A key tenet of the Materials Genome Initiative for Global Competitiveness (pdf) is using computation to reduce the time for materials development by 75%, from 20 years to 5 years. A recent press release from Fujitsu Laboratories in Japan gives an early clue about the feasibility of this approach.
Fujitsu is interested in developing materials for novel nanodevices to replace silicon large scale integration devices. The drive to shrink electronic devices is starting to run up against the physical limits of the material to be miniaturized.
Turning to computational methods, Fujitsu used a first-principles method to calculate the electrical properties of a 1,000-atom device based on carbon nanotubes and graphene electrodes. In the press release the company says the significance of this breakthrough is that “The new technology opens the door to the design of exceptionally high-speed, energy-efficient nanodevices that break totally new ground with their development.”

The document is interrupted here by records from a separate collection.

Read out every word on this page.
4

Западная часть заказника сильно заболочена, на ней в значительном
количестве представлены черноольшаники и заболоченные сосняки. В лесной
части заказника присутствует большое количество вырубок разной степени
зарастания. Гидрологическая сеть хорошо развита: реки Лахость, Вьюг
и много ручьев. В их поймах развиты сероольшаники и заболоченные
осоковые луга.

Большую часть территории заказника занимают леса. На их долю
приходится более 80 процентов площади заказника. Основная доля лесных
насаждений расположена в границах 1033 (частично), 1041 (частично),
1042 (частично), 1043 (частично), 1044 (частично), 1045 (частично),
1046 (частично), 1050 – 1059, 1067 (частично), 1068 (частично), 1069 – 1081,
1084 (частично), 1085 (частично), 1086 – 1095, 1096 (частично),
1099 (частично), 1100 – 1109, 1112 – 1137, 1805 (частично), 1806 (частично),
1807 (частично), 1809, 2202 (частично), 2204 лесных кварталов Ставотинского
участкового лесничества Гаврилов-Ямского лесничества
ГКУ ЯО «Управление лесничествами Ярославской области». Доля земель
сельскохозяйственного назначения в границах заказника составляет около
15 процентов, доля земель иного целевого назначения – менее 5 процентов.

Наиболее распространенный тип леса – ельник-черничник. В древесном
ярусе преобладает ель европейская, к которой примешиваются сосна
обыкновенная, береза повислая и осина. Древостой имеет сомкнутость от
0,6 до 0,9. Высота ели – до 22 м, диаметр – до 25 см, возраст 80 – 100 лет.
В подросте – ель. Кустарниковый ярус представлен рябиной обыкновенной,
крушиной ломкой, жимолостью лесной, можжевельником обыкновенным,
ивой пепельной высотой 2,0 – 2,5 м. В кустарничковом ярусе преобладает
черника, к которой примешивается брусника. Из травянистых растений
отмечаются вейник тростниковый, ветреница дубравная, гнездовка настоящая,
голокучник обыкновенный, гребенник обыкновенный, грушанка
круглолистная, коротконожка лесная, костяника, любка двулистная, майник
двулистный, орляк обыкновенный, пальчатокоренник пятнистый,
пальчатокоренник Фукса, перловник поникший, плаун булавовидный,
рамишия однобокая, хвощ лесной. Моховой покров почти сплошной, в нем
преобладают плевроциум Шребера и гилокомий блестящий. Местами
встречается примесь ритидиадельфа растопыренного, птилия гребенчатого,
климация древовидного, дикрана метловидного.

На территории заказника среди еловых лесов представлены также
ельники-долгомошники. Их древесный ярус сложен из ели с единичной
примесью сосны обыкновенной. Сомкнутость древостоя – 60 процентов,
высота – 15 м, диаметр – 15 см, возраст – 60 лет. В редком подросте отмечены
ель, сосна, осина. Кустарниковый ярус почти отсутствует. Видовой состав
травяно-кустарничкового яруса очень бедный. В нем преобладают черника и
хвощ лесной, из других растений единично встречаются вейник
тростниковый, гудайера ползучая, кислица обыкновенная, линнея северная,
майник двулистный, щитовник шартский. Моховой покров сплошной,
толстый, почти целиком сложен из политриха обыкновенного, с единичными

First-principles computation is based on the quantum mechanics of a material’s electrons and atoms, thus experimental data or empirical parameters are not needed. It is useful for simulating the properties of materials like carbon where small differences in atomic arrangement results in large property differences. Consider, for example, how different the electrical properties of charcoal, graphite and diamond are.
Electrical properties were calculated using software developed by the Japan Advanced Institute for Science and Technology and the computational power of a supercomputer at the Information Technology Center at Nagoya University. First-principles calculations are iterative and tend to need a lot of computing time and memory. Each iteration updates input values and the computation continues until the output values converge. It took about three days to calculate the electrical properties of a 1,000-atom nanodevice using about one-third of the supercomputer’s capacity.
In the press release, Fujitsu explained that they worked with JAIST to tweak the software somewhat, and that they also used a “hybrid parallel processing technique.” As a result, Fujitsu was able to include the modeling of several times more atoms than it had previously be able to do.
The nanodevice modeled is a carbon nanotube with graphene electrodes. Lithium atoms occupied the inner edges of the graphene electrodes and several hydrogen atoms bridge the atomic layer between the electrodes and the nanotube. This is a very simple system, atomically, compared to most commercial engineered materials, which often have complex compositions or atomic structures. However, the company said its success in this instance “significantly paves the way to designing novel nanodevices.”
Because the Materials Genome Initiative is aimed at elevating the United States’ national competitiveness, there is some irony of discussing the efforts of a Japanese enterprise. However, this example illustrates the type of technology—also available in the US—that the MGI intends on leveraging.
And, while Fujitsu’s work shows great promise for designing a type of nanodevice, it also demonstrates that this route to materials design requires sizeable computational investment (hardware and software). Even at the speed attained by Fujitsu, the span of potential materials compositions, crystalline structures, properties and applications make it clear that a lot of computational capacity and agility will be needed in the US.
The Fujitsu work was published in the Aug. 11 online edition of Applied Physics Express.